Bristol es una ciudad interesante, parece el escenario de una película futurista donde todo se ha ido a la mierda. Es la ciudad de Banksy. Está manchada de grafitis con más o menos gracia, de jóvenes inglesas con pelo azul, de mendigos con edad de bachillerato pidiendo spare change. Nuestro grupo lo formamos cinco hombres de entre 40 y 26 años. Estamos lejos de casa y el plan es el fútbol, así que nos olvidamos de que hay otro sexo y sacamos nuestra versión más absurda y primitiva. Es un desahogo anacrónico en los días de sobreinformación, de Twitter. Apenas saco el móvil para inmortalizar las gamberradas. Esos videos a mis nietos les hacen gracia.

Uno de los cinco merece un libro, quizá algún día lo tendrá. Vive en Dublín, llorando por las esquinas con su cerveza y sus porros porque él quiere estar en Madrid, en la cancha del Mazo, allá donde quema feliz toda su salud y sus neuronas, neuronas que no deben de tener fin, pues a nadie conozco tan autodestructivo y a la vez tan lúcido. Tan lúcido que odia a todo y a todos. Su ideología es confusa, más allá del odio al status quo. A veces parece comunista, otras falangista, las más parece un loco que tiene la verdad. Llega a Bristol con una bandera carlista, la del Sagrado Corazón, que acojona un rato largo. Él no es carlista, pero le gusta tomarse la vida en serio, escupir frases y gritos sin sentido. ¿O con él? Así, cuando bebe que es siempre, gritamos sus cánticos del fútbol: Siempre carlistas siempre madridistas, los Borbones a los tiburones, lo llaman democracia y no lo es.

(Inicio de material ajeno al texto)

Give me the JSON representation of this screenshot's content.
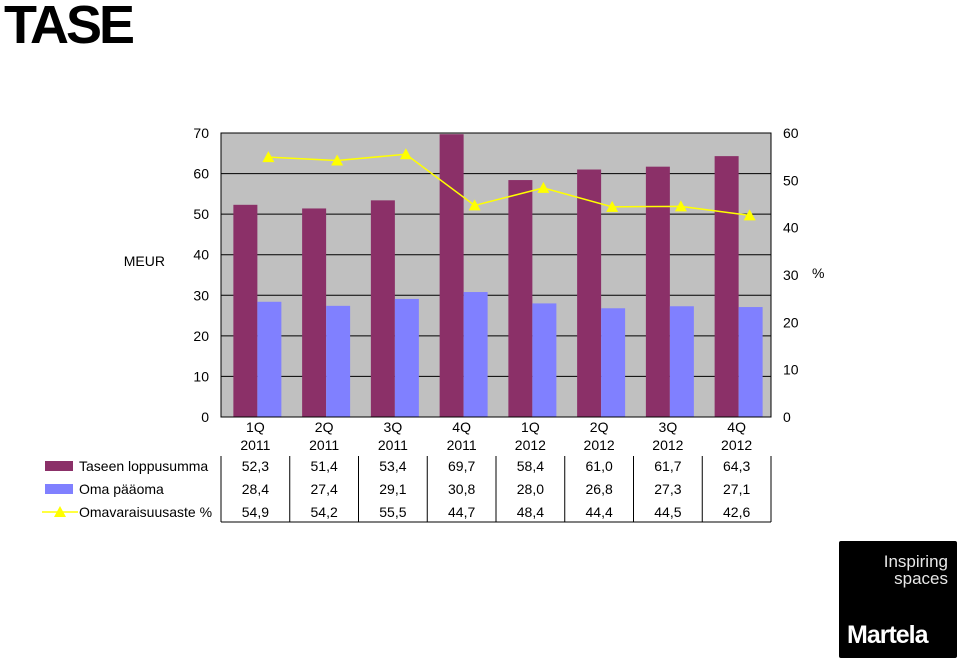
{
  "page": {
    "title": "TASE"
  },
  "chart_data": {
    "type": "bar",
    "categories": [
      [
        "1Q",
        "2011"
      ],
      [
        "2Q",
        "2011"
      ],
      [
        "3Q",
        "2011"
      ],
      [
        "4Q",
        "2011"
      ],
      [
        "1Q",
        "2012"
      ],
      [
        "2Q",
        "2012"
      ],
      [
        "3Q",
        "2012"
      ],
      [
        "4Q",
        "2012"
      ]
    ],
    "ylabel_left": "MEUR",
    "ylabel_right": "%",
    "ylim_left": [
      0,
      70
    ],
    "ylim_right": [
      0,
      60
    ],
    "yticks_left": [
      0,
      10,
      20,
      30,
      40,
      50,
      60,
      70
    ],
    "yticks_right": [
      0,
      10,
      20,
      30,
      40,
      50,
      60
    ],
    "grid": true,
    "plot_background": "#c0c0c0",
    "legend_placement": "bottom-table",
    "series": [
      {
        "name": "Taseen loppusumma",
        "type": "bar",
        "axis": "left",
        "color": "#8b3068",
        "values": [
          52.3,
          51.4,
          53.4,
          69.7,
          58.4,
          61.0,
          61.7,
          64.3
        ],
        "labels": [
          "52,3",
          "51,4",
          "53,4",
          "69,7",
          "58,4",
          "61,0",
          "61,7",
          "64,3"
        ]
      },
      {
        "name": "Oma pääoma",
        "type": "bar",
        "axis": "left",
        "color": "#8080ff",
        "values": [
          28.4,
          27.4,
          29.1,
          30.8,
          28.0,
          26.8,
          27.3,
          27.1
        ],
        "labels": [
          "28,4",
          "27,4",
          "29,1",
          "30,8",
          "28,0",
          "26,8",
          "27,3",
          "27,1"
        ]
      },
      {
        "name": "Omavaraisuusaste %",
        "type": "line",
        "axis": "right",
        "color": "#ffff00",
        "marker": "triangle",
        "values": [
          54.9,
          54.2,
          55.5,
          44.7,
          48.4,
          44.4,
          44.5,
          42.6
        ],
        "labels": [
          "54,9",
          "54,2",
          "55,5",
          "44,7",
          "48,4",
          "44,4",
          "44,5",
          "42,6"
        ]
      }
    ]
  },
  "logo": {
    "tagline_1": "Inspiring",
    "tagline_2": "spaces",
    "brand": "Martela"
  }
}
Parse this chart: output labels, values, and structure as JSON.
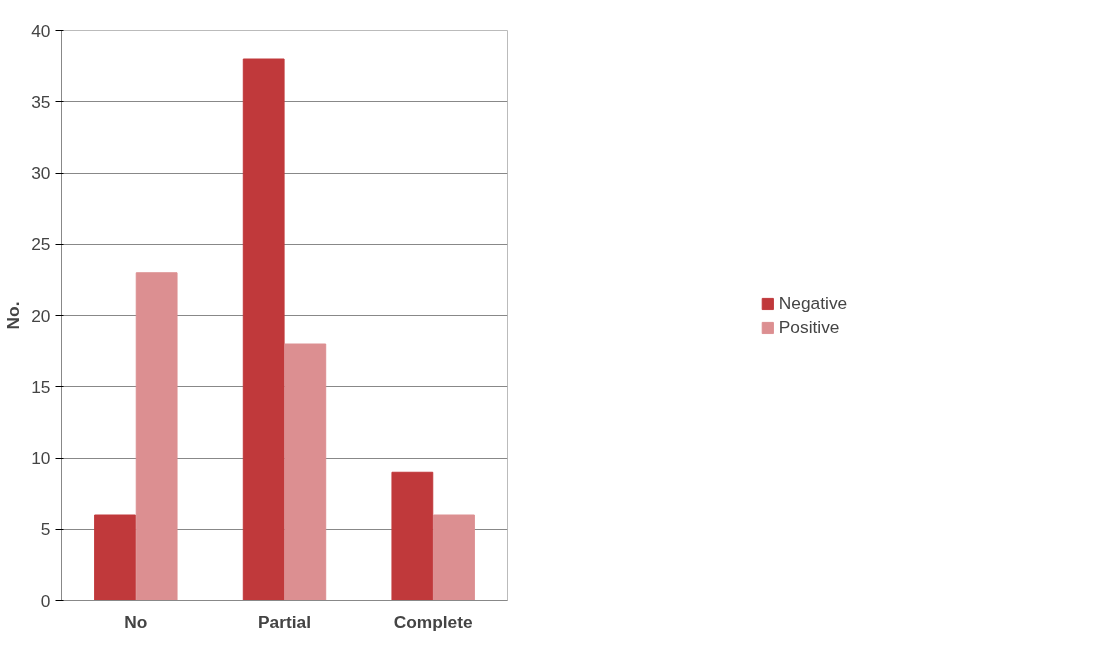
{
  "chart_data": {
    "type": "bar",
    "ylabel": "No.",
    "categories": [
      "No",
      "Partial",
      "Complete"
    ],
    "series": [
      {
        "name": "Negative",
        "color": "#c0393b",
        "values": [
          6,
          38,
          9
        ]
      },
      {
        "name": "Positive",
        "color": "#dc8f91",
        "values": [
          23,
          18,
          6
        ]
      }
    ],
    "ylim": [
      0,
      40
    ],
    "yticks": [
      0,
      5,
      10,
      15,
      20,
      25,
      30,
      35,
      40
    ],
    "grid": "y",
    "legend": "right"
  }
}
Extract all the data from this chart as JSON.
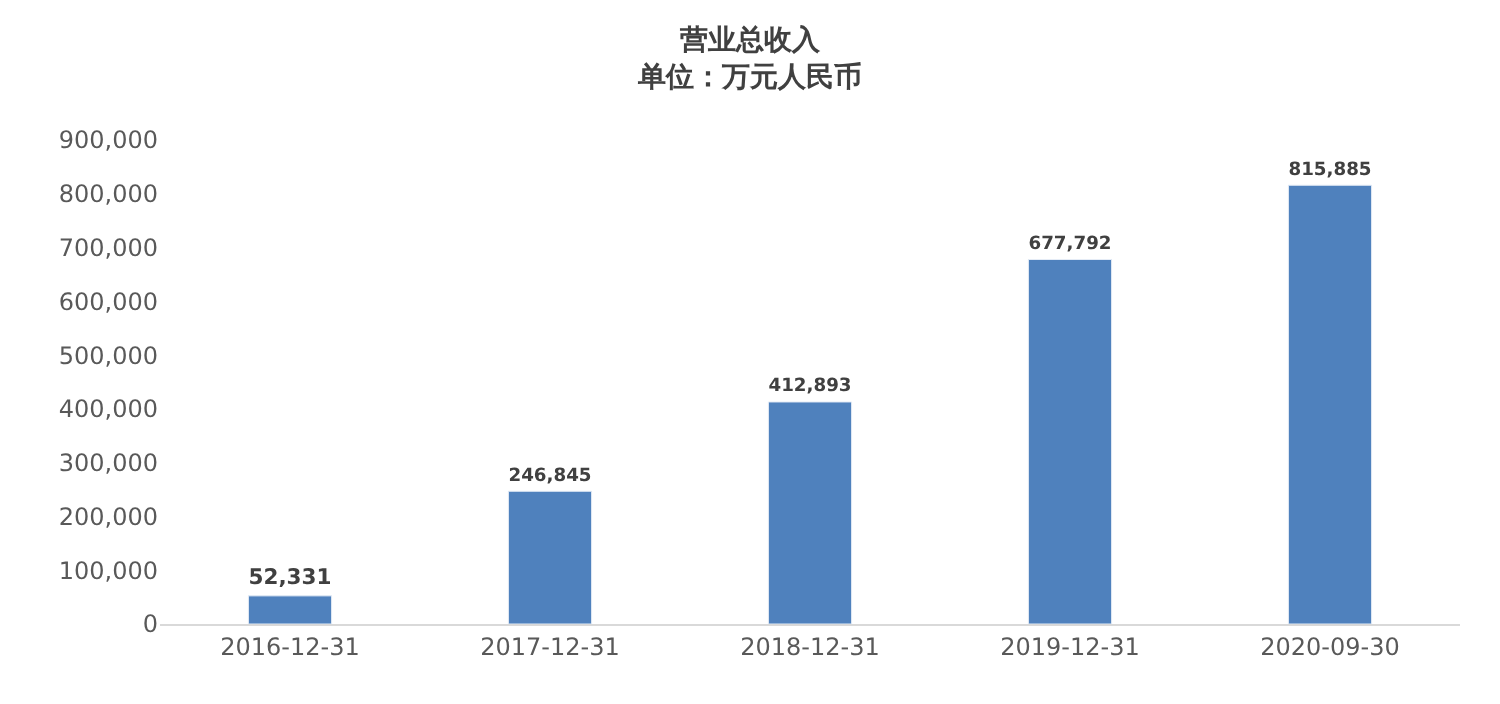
{
  "chart_data": {
    "type": "bar",
    "title": "营业总收入",
    "subtitle": "单位：万元人民币",
    "categories": [
      "2016-12-31",
      "2017-12-31",
      "2018-12-31",
      "2019-12-31",
      "2020-09-30"
    ],
    "values": [
      52331,
      246845,
      412893,
      677792,
      815885
    ],
    "value_labels": [
      "52,331",
      "246,845",
      "412,893",
      "677,792",
      "815,885"
    ],
    "color": "#4f81bd",
    "ylim": [
      0,
      900000
    ],
    "yticks": [
      0,
      {
        "value": 100000,
        "label": "100,000"
      },
      {
        "value": 200000,
        "label": "200,000"
      },
      {
        "value": 300000,
        "label": "300,000"
      },
      {
        "value": 400000,
        "label": "400,000"
      },
      {
        "value": 500000,
        "label": "500,000"
      },
      {
        "value": 600000,
        "label": "600,000"
      },
      {
        "value": 700000,
        "label": "700,000"
      },
      {
        "value": 800000,
        "label": "800,000"
      },
      {
        "value": 900000,
        "label": "900,000"
      }
    ],
    "legend": false
  }
}
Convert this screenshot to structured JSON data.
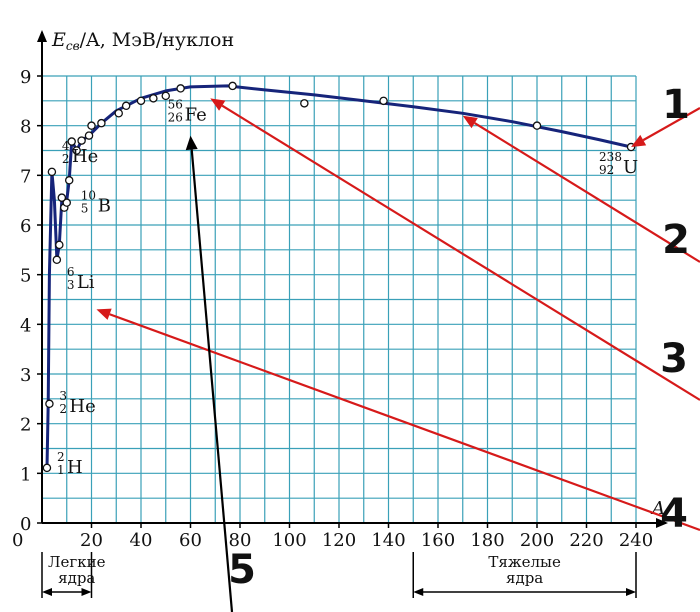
{
  "chart_data": {
    "type": "scatter",
    "ylabel_main": "E",
    "ylabel_sub": "св",
    "ylabel_rest": "/A, МэВ/нуклон",
    "xlabel": "A",
    "xlim": [
      0,
      240
    ],
    "ylim": [
      0,
      9
    ],
    "x_ticks": [
      "0",
      "20",
      "40",
      "60",
      "80",
      "100",
      "120",
      "140",
      "160",
      "180",
      "200",
      "220",
      "240"
    ],
    "y_ticks": [
      "0",
      "1",
      "2",
      "3",
      "4",
      "5",
      "6",
      "7",
      "8",
      "9"
    ],
    "points": [
      {
        "x": 2,
        "y": 1.11
      },
      {
        "x": 3,
        "y": 2.4
      },
      {
        "x": 4,
        "y": 7.07
      },
      {
        "x": 6,
        "y": 5.3
      },
      {
        "x": 7,
        "y": 5.6
      },
      {
        "x": 9,
        "y": 6.35
      },
      {
        "x": 10,
        "y": 6.45
      },
      {
        "x": 11,
        "y": 6.9
      },
      {
        "x": 8,
        "y": 6.55
      },
      {
        "x": 12,
        "y": 7.68
      },
      {
        "x": 14,
        "y": 7.5
      },
      {
        "x": 16,
        "y": 7.7
      },
      {
        "x": 19,
        "y": 7.8
      },
      {
        "x": 20,
        "y": 8.0
      },
      {
        "x": 24,
        "y": 8.05
      },
      {
        "x": 31,
        "y": 8.25
      },
      {
        "x": 34,
        "y": 8.4
      },
      {
        "x": 40,
        "y": 8.5
      },
      {
        "x": 45,
        "y": 8.55
      },
      {
        "x": 50,
        "y": 8.6
      },
      {
        "x": 56,
        "y": 8.75
      },
      {
        "x": 77,
        "y": 8.8
      },
      {
        "x": 106,
        "y": 8.45
      },
      {
        "x": 138,
        "y": 8.5
      },
      {
        "x": 200,
        "y": 8.0
      },
      {
        "x": 238,
        "y": 7.57
      }
    ],
    "curve": [
      {
        "x": 2,
        "y": 1.11
      },
      {
        "x": 2.5,
        "y": 2.4
      },
      {
        "x": 3,
        "y": 5.0
      },
      {
        "x": 4,
        "y": 7.07
      },
      {
        "x": 5,
        "y": 6.5
      },
      {
        "x": 6,
        "y": 5.3
      },
      {
        "x": 7,
        "y": 5.6
      },
      {
        "x": 8,
        "y": 6.5
      },
      {
        "x": 9,
        "y": 6.3
      },
      {
        "x": 10,
        "y": 6.5
      },
      {
        "x": 11,
        "y": 6.9
      },
      {
        "x": 12,
        "y": 7.68
      },
      {
        "x": 13,
        "y": 7.6
      },
      {
        "x": 14,
        "y": 7.5
      },
      {
        "x": 16,
        "y": 7.7
      },
      {
        "x": 19,
        "y": 7.8
      },
      {
        "x": 24,
        "y": 8.05
      },
      {
        "x": 30,
        "y": 8.3
      },
      {
        "x": 40,
        "y": 8.55
      },
      {
        "x": 50,
        "y": 8.7
      },
      {
        "x": 60,
        "y": 8.78
      },
      {
        "x": 75,
        "y": 8.8
      },
      {
        "x": 90,
        "y": 8.72
      },
      {
        "x": 110,
        "y": 8.62
      },
      {
        "x": 130,
        "y": 8.5
      },
      {
        "x": 150,
        "y": 8.38
      },
      {
        "x": 170,
        "y": 8.25
      },
      {
        "x": 190,
        "y": 8.08
      },
      {
        "x": 210,
        "y": 7.88
      },
      {
        "x": 225,
        "y": 7.72
      },
      {
        "x": 238,
        "y": 7.57
      }
    ],
    "annotations": [
      {
        "mass": "4",
        "charge": "2",
        "symbol": "He",
        "x": 4,
        "y": 7.07
      },
      {
        "mass": "10",
        "charge": "5",
        "symbol": "B",
        "x": 10,
        "y": 6.45
      },
      {
        "mass": "6",
        "charge": "3",
        "symbol": "Li",
        "x": 6,
        "y": 5.3
      },
      {
        "mass": "3",
        "charge": "2",
        "symbol": "He",
        "x": 3,
        "y": 2.4
      },
      {
        "mass": "2",
        "charge": "1",
        "symbol": "H",
        "x": 2,
        "y": 1.11
      },
      {
        "mass": "56",
        "charge": "26",
        "symbol": "Fe",
        "x": 56,
        "y": 8.75
      },
      {
        "mass": "238",
        "charge": "92",
        "symbol": "U",
        "x": 238,
        "y": 7.57
      }
    ],
    "regions": [
      {
        "label_line1": "Легкие",
        "label_line2": "ядра",
        "from": 0,
        "to": 20
      },
      {
        "label_line1": "Тяжелые",
        "label_line2": "ядра",
        "from": 150,
        "to": 240
      }
    ],
    "markers": [
      {
        "label": "1",
        "target": {
          "x": 238,
          "y": 7.57
        }
      },
      {
        "label": "2",
        "target": {
          "x": 170,
          "y": 8.2
        }
      },
      {
        "label": "3",
        "target": {
          "x": 68,
          "y": 8.55
        }
      },
      {
        "label": "4",
        "target": {
          "x": 22,
          "y": 4.3
        }
      },
      {
        "label": "5",
        "target": {
          "x": 60,
          "y": 7.8
        }
      }
    ],
    "colors": {
      "grid": "#3aa0b8",
      "curve": "#16247a",
      "arrow_red": "#d61a1a",
      "arrow_black": "#000000"
    }
  }
}
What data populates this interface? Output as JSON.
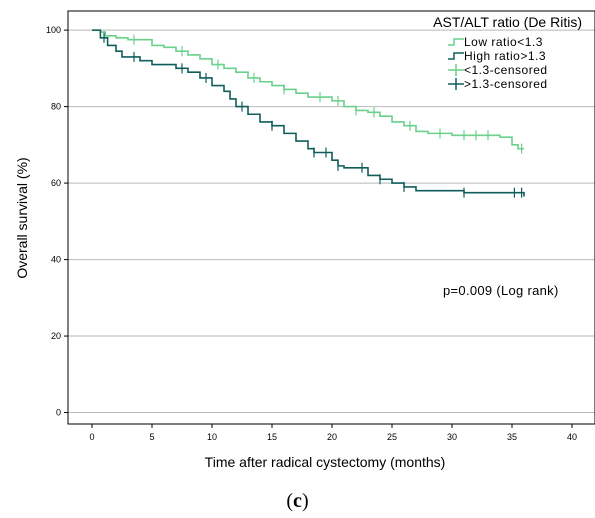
{
  "chart_data": {
    "type": "line",
    "step": true,
    "xlabel": "Time after radical cystectomy (months)",
    "ylabel": "Overall survival (%)",
    "xlim": [
      -2,
      42
    ],
    "ylim": [
      -3,
      105
    ],
    "xticks": [
      0,
      5,
      10,
      15,
      20,
      25,
      30,
      35,
      40
    ],
    "yticks": [
      0,
      20,
      40,
      60,
      80,
      100
    ],
    "grid": "horizontal",
    "legend_title": "AST/ALT ratio (De Ritis)",
    "legend_position": "top-right",
    "annotation": "p=0.009 (Log rank)",
    "series": [
      {
        "name": "Low ratio<1.3",
        "censored_name": "<1.3-censored",
        "color": "#6ad08c",
        "points": [
          [
            0,
            100
          ],
          [
            0.7,
            99.5
          ],
          [
            1.1,
            98.5
          ],
          [
            2,
            98
          ],
          [
            3,
            97.5
          ],
          [
            5,
            96
          ],
          [
            6,
            95.5
          ],
          [
            7,
            94.5
          ],
          [
            8,
            93.5
          ],
          [
            9,
            92.5
          ],
          [
            10,
            91
          ],
          [
            11,
            90
          ],
          [
            12,
            89
          ],
          [
            13,
            87.5
          ],
          [
            14,
            86.5
          ],
          [
            15,
            85.5
          ],
          [
            16,
            84.5
          ],
          [
            17,
            83.5
          ],
          [
            18,
            82.5
          ],
          [
            20,
            81.5
          ],
          [
            21,
            80
          ],
          [
            22,
            79
          ],
          [
            23,
            78.5
          ],
          [
            24,
            77.5
          ],
          [
            25,
            76
          ],
          [
            26,
            75
          ],
          [
            27,
            73.5
          ],
          [
            28,
            73
          ],
          [
            30,
            72.5
          ],
          [
            34,
            72
          ],
          [
            35,
            70
          ],
          [
            35.5,
            69
          ],
          [
            36,
            69
          ]
        ],
        "censored_x": [
          3.5,
          7.5,
          10.5,
          13.5,
          16,
          19,
          20.5,
          22,
          23.5,
          26.5,
          29,
          31,
          32,
          33,
          35.8
        ]
      },
      {
        "name": "High ratio>1.3",
        "censored_name": ">1.3-censored",
        "color": "#0f5e5c",
        "points": [
          [
            0,
            100
          ],
          [
            0.7,
            98
          ],
          [
            1.3,
            96
          ],
          [
            2,
            94.5
          ],
          [
            2.5,
            93
          ],
          [
            4,
            92
          ],
          [
            5,
            91
          ],
          [
            7,
            90
          ],
          [
            8,
            89
          ],
          [
            9,
            87.5
          ],
          [
            10,
            85.5
          ],
          [
            11,
            84
          ],
          [
            11.5,
            82
          ],
          [
            12,
            80
          ],
          [
            13,
            78
          ],
          [
            14,
            76
          ],
          [
            15,
            75
          ],
          [
            16,
            73
          ],
          [
            17,
            71
          ],
          [
            18,
            69
          ],
          [
            18.5,
            68
          ],
          [
            20,
            66
          ],
          [
            20.5,
            64.5
          ],
          [
            21,
            64
          ],
          [
            23,
            62
          ],
          [
            24,
            61
          ],
          [
            25,
            60
          ],
          [
            26,
            59
          ],
          [
            27,
            58
          ],
          [
            31,
            57.5
          ],
          [
            36,
            56.5
          ]
        ],
        "censored_x": [
          1,
          3.5,
          7.5,
          9.5,
          12.5,
          15,
          18.5,
          19.5,
          20.5,
          22.5,
          24,
          26,
          31,
          35.2,
          35.8
        ]
      }
    ]
  },
  "caption_text": "c"
}
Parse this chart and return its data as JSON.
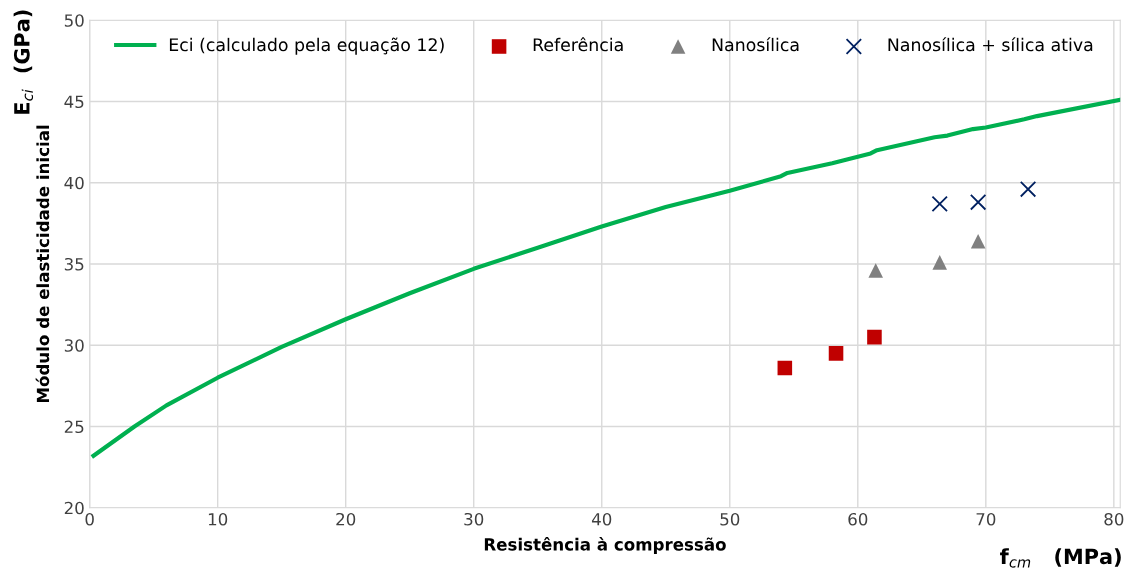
{
  "chart_data": {
    "type": "scatter",
    "xlabel": "Resistência à compressão",
    "ylabel": "Módulo de elasticidade inicial",
    "annotations": [
      "f$_{cm}$   (MPa)",
      "E$_{ci}$  (GPa)"
    ],
    "xlim": [
      0,
      80.5
    ],
    "xticks": [
      0,
      10,
      20,
      30,
      40,
      50,
      60,
      70,
      80
    ],
    "ylim": [
      20,
      50
    ],
    "yticks": [
      20,
      25,
      30,
      35,
      40,
      45,
      50
    ],
    "grid": true,
    "legend": "top",
    "series": [
      {
        "name": "Eci (calculado pela equação 12)",
        "type": "line",
        "color": "#00b050",
        "marker": "none",
        "line_style": "solid",
        "x": [
          0.3,
          3.5,
          6,
          10,
          15,
          20,
          25,
          30,
          35,
          40,
          45,
          50,
          54,
          54.5,
          58,
          61,
          61.5,
          66,
          67,
          69,
          70,
          73,
          74,
          80.5
        ],
        "values": [
          23.2,
          25.0,
          26.3,
          28.0,
          29.9,
          31.6,
          33.2,
          34.7,
          36.0,
          37.3,
          38.5,
          39.5,
          40.4,
          40.6,
          41.2,
          41.8,
          42.0,
          42.8,
          42.9,
          43.3,
          43.4,
          43.9,
          44.1,
          45.1
        ]
      },
      {
        "name": "Referência",
        "color": "#c00000",
        "marker": "square",
        "x": [
          54.3,
          58.3,
          61.3
        ],
        "values": [
          28.6,
          29.5,
          30.5
        ]
      },
      {
        "name": "Nanosílica",
        "color": "#808080",
        "marker": "triangle",
        "x": [
          61.4,
          66.4,
          69.4
        ],
        "values": [
          34.6,
          35.1,
          36.4
        ]
      },
      {
        "name": "Nanosílica + sílica ativa",
        "color": "#002060",
        "marker": "cross",
        "x": [
          66.4,
          69.4,
          73.3
        ],
        "values": [
          38.7,
          38.8,
          39.6
        ]
      }
    ]
  }
}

El viernes noche salimos por Bristol. Entramos en un antro donde no alcanzamos a entender si todo el mundo está drogado o los ingleses son así. Ellos son enclenques y visten pantalones pitillo, se caen al final de la noche, rompen vasos contra el suelo y no dejan de reír. Ellas están sobradas de kilos que enseñan igual. Beben y también caen con estrépito. No sé si cuando votaron por el Brexit se pararon a pensar si acaso se les puede dejar solos… Nosotros no sabemos beber tanto. El amigo lúcido saca de su abrigo un spray de pintura negra y como un niño chico, mientras flotamos hacia casa, adorna las paredes de Bristol pintándoles un mensaje que quizá los locales no entienden: Gibraltar Español.

El sábado tomamos el tren los cinco hacia Cardiff. Uno de nosotros se ha dejado un SMI en llegar desde Madrid. Tomó dos aviones para llegar a Bristol, haciendo una parada de dos horas en el aeropuerto de Mahón. Como lo cortés no quita lo folclórico tuvo a bien comprar un queso y una sobrasada, y una botella de ginebra Xoriguer, la de las pomadas. Así nos impregnamos de la verbena balompédica y nos preparamos bocatas y pelotazos en vasos de litro, loamos a Mijatovic y les reímos las gracias a los toreros. En las finales del Madrid siempre hay individuos disfrazados de torero y de guardia civil. El arte y el poder siempre fueron de blanco.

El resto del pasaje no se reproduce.